Discharge planning requires patient involvement and supports continuity of care after leaving hospital; consider social determinants (housing, transportation, access to follow-up care).
Case Example and Testing Concepts
Testable concept: a patient with reported listening to something in a corner (hallucination) should be asked what they are hearing rather than dismissing the experience or contradicting them.
Correct approach: "What are you hearing?" to assess safety and risk rather than saying, "There is nobody there."
A realistic test focus includes recognizing positive symptoms (delusions, hallucinations, disorganized speech) and differentiating them from negative symptoms; however, exam questions may emphasize symptomatic recognition and safety planning rather than strict taxonomy.

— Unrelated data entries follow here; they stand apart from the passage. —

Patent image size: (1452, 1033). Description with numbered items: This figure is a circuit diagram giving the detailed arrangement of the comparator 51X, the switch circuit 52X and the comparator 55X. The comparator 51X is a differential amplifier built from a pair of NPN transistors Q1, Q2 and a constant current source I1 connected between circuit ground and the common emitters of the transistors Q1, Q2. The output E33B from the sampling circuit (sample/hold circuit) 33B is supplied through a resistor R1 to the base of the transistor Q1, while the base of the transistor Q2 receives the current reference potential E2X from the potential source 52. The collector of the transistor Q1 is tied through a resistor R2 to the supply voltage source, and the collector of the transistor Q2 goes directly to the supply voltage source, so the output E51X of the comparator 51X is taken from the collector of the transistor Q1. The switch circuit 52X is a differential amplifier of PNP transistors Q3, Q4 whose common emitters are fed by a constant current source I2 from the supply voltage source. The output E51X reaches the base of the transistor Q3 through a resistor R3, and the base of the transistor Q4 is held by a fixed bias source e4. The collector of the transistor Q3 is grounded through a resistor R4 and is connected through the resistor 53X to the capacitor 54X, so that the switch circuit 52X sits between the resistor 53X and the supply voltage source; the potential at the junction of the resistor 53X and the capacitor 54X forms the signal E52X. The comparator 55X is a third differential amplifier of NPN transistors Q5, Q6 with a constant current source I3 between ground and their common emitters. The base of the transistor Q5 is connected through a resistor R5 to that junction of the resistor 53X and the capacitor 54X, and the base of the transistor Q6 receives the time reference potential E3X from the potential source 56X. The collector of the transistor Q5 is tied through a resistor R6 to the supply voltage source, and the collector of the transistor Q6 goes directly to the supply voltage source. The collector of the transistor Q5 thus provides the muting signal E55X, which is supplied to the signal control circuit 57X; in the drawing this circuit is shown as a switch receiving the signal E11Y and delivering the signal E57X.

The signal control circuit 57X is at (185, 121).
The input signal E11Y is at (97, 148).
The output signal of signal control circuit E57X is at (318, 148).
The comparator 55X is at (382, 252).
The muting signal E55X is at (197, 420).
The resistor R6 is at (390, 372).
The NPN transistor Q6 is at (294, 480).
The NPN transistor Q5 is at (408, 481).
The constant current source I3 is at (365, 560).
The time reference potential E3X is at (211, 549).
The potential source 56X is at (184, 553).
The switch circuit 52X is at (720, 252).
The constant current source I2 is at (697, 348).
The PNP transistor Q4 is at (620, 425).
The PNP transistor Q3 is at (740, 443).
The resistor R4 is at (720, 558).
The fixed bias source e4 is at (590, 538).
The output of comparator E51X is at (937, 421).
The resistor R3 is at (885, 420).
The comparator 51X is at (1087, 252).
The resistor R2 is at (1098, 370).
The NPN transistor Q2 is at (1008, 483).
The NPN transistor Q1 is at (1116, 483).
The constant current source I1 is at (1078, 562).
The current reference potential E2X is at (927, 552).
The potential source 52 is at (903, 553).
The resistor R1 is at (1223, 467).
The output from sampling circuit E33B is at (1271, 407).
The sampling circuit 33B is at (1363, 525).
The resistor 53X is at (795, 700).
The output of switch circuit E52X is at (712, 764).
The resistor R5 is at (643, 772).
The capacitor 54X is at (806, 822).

Practical Notes for Practice and Studying
Early diagnosis and intervention lead to better prognosis across disease processes; apply the same principle to schizophrenia spectrum disorders.
For exam study, focus on recognizing core symptoms, safety considerations, and the general pharmacology of antipsychotics (FGAs, SGAs, and third-generation agents), including common side effects and monitoring needs.
Study tip suggested in the lecture: handwritten notes or concept maps may improve memory and understanding; consider organizing drugs by generation with side effects under each group.